This week I had to write some glue code to introduce a new feature on some existing endpoints while trying to maintain as much as the old behavior as in order to reduce friction with existing clients.
As I coded, I iterated on it trying to reduce and find ways to make it simpler. The validation needed to now take two paths and write some code to detect the new or the old thing.
Then, I needed find certain type of items on the JSON payload, if they existed, another branch opened to treat them in a special way, but only if the format was the old one, and so on.
At the end, I was unhappy with my code and the number of IF statements it had, I kept thinking, I could make this a class and have more readable methods, I could make two classes and inherit from one to code only what's different. I could split this into more functions... but at the end it was ways of obfuscating the complexity that I was unable to reduce.
I find myself a bit frustrated when code ends up like this, and I can't help to ask, if I was a more seasoned developer would I make this simpler, how would someone else approach this? did I start something utterly wrong by making this a function to begin with? Maybe I didn't analyze this correctly from the get go...

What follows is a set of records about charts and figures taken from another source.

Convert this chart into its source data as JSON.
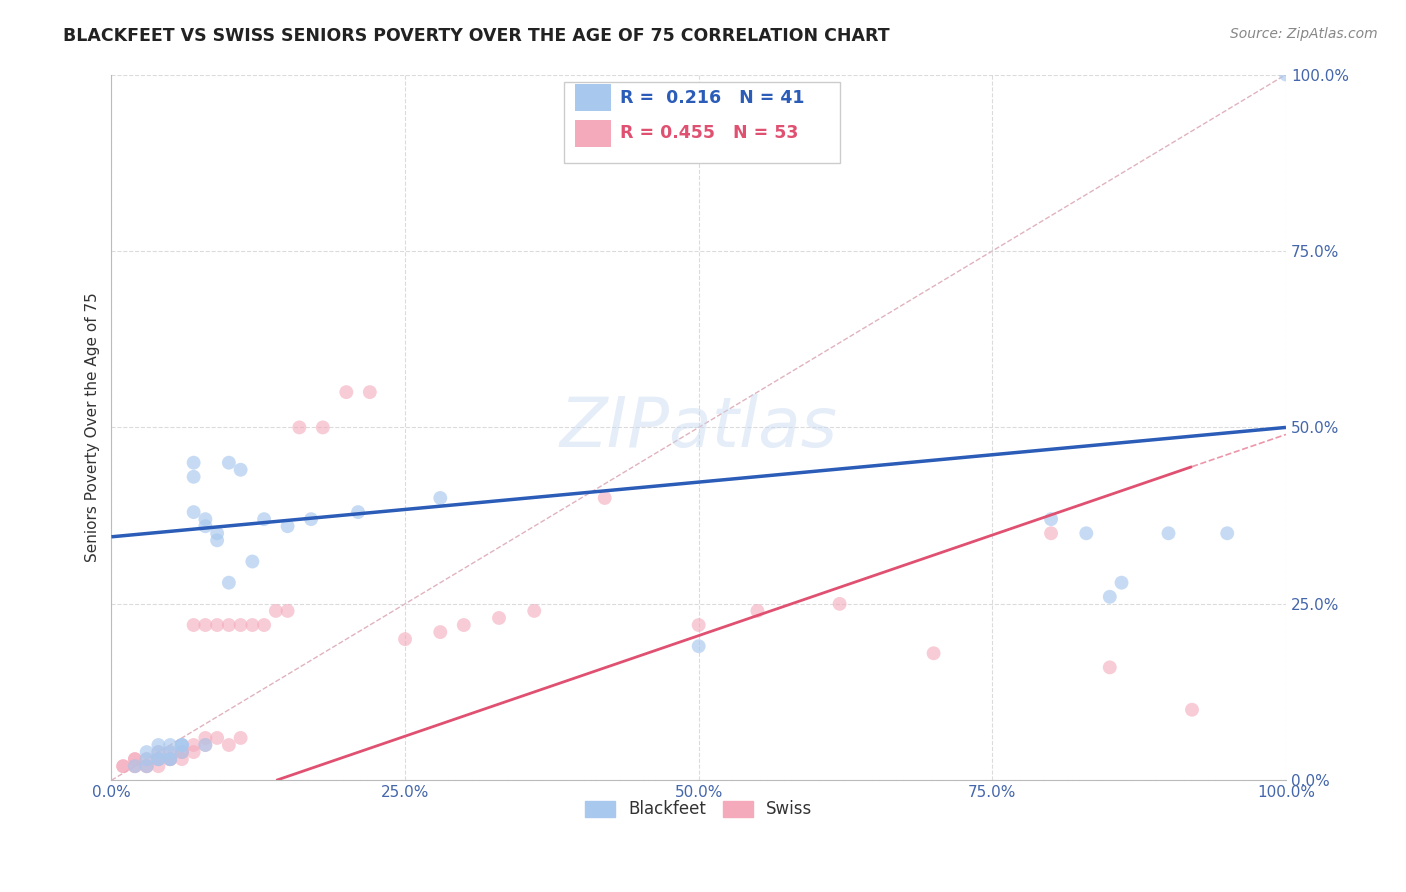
{
  "title": "BLACKFEET VS SWISS SENIORS POVERTY OVER THE AGE OF 75 CORRELATION CHART",
  "source": "Source: ZipAtlas.com",
  "ylabel": "Seniors Poverty Over the Age of 75",
  "xlim": [
    0.0,
    1.0
  ],
  "ylim": [
    0.0,
    1.0
  ],
  "xticks": [
    0.0,
    0.25,
    0.5,
    0.75,
    1.0
  ],
  "yticks": [
    0.0,
    0.25,
    0.5,
    0.75,
    1.0
  ],
  "xticklabels": [
    "0.0%",
    "25.0%",
    "50.0%",
    "75.0%",
    "100.0%"
  ],
  "yticklabels": [
    "0.0%",
    "25.0%",
    "50.0%",
    "75.0%",
    "100.0%"
  ],
  "blackfeet_color": "#A8C8EE",
  "swiss_color": "#F4AABB",
  "blackfeet_line_color": "#2B5CB8",
  "swiss_line_color": "#E05070",
  "diag_line_color": "#D0B0B8",
  "grid_color": "#CCCCCC",
  "watermark": "ZIPatlas",
  "blackfeet_intercept": 0.345,
  "blackfeet_slope": 0.155,
  "swiss_intercept": -0.08,
  "swiss_slope": 0.57,
  "blackfeet_x": [
    0.02,
    0.03,
    0.03,
    0.03,
    0.04,
    0.04,
    0.04,
    0.04,
    0.05,
    0.05,
    0.05,
    0.05,
    0.06,
    0.06,
    0.06,
    0.06,
    0.07,
    0.07,
    0.07,
    0.08,
    0.08,
    0.08,
    0.09,
    0.09,
    0.1,
    0.1,
    0.11,
    0.12,
    0.13,
    0.15,
    0.17,
    0.21,
    0.28,
    0.5,
    0.8,
    0.83,
    0.85,
    0.86,
    0.9,
    0.95,
    1.0
  ],
  "blackfeet_y": [
    0.02,
    0.02,
    0.03,
    0.04,
    0.03,
    0.03,
    0.04,
    0.05,
    0.03,
    0.03,
    0.04,
    0.05,
    0.04,
    0.05,
    0.05,
    0.05,
    0.43,
    0.45,
    0.38,
    0.05,
    0.37,
    0.36,
    0.35,
    0.34,
    0.28,
    0.45,
    0.44,
    0.31,
    0.37,
    0.36,
    0.37,
    0.38,
    0.4,
    0.19,
    0.37,
    0.35,
    0.26,
    0.28,
    0.35,
    0.35,
    1.0
  ],
  "swiss_x": [
    0.01,
    0.01,
    0.02,
    0.02,
    0.02,
    0.02,
    0.03,
    0.03,
    0.03,
    0.04,
    0.04,
    0.04,
    0.04,
    0.05,
    0.05,
    0.05,
    0.05,
    0.06,
    0.06,
    0.06,
    0.07,
    0.07,
    0.07,
    0.08,
    0.08,
    0.08,
    0.09,
    0.09,
    0.1,
    0.1,
    0.11,
    0.11,
    0.12,
    0.13,
    0.14,
    0.15,
    0.16,
    0.18,
    0.2,
    0.22,
    0.25,
    0.28,
    0.3,
    0.33,
    0.36,
    0.42,
    0.5,
    0.55,
    0.62,
    0.7,
    0.8,
    0.85,
    0.92
  ],
  "swiss_y": [
    0.02,
    0.02,
    0.02,
    0.02,
    0.03,
    0.03,
    0.02,
    0.02,
    0.03,
    0.02,
    0.03,
    0.03,
    0.04,
    0.03,
    0.03,
    0.03,
    0.04,
    0.03,
    0.04,
    0.04,
    0.04,
    0.05,
    0.22,
    0.05,
    0.06,
    0.22,
    0.06,
    0.22,
    0.05,
    0.22,
    0.06,
    0.22,
    0.22,
    0.22,
    0.24,
    0.24,
    0.5,
    0.5,
    0.55,
    0.55,
    0.2,
    0.21,
    0.22,
    0.23,
    0.24,
    0.4,
    0.22,
    0.24,
    0.25,
    0.18,
    0.35,
    0.16,
    0.1
  ]
}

But then, I find some comfort that what I needed to do was to express a complex reality of life. We have a complicated compatibility scenario, and explaining it to another person in prose would also require an IF here and there in your sentences, then it is natural that I also cover those branches in code. The problem is not so much my code (although of course can be improved) but the complex soup we're swimming in in real life. Were the business rules simpler without special cases, surely the code would be several lines shorter.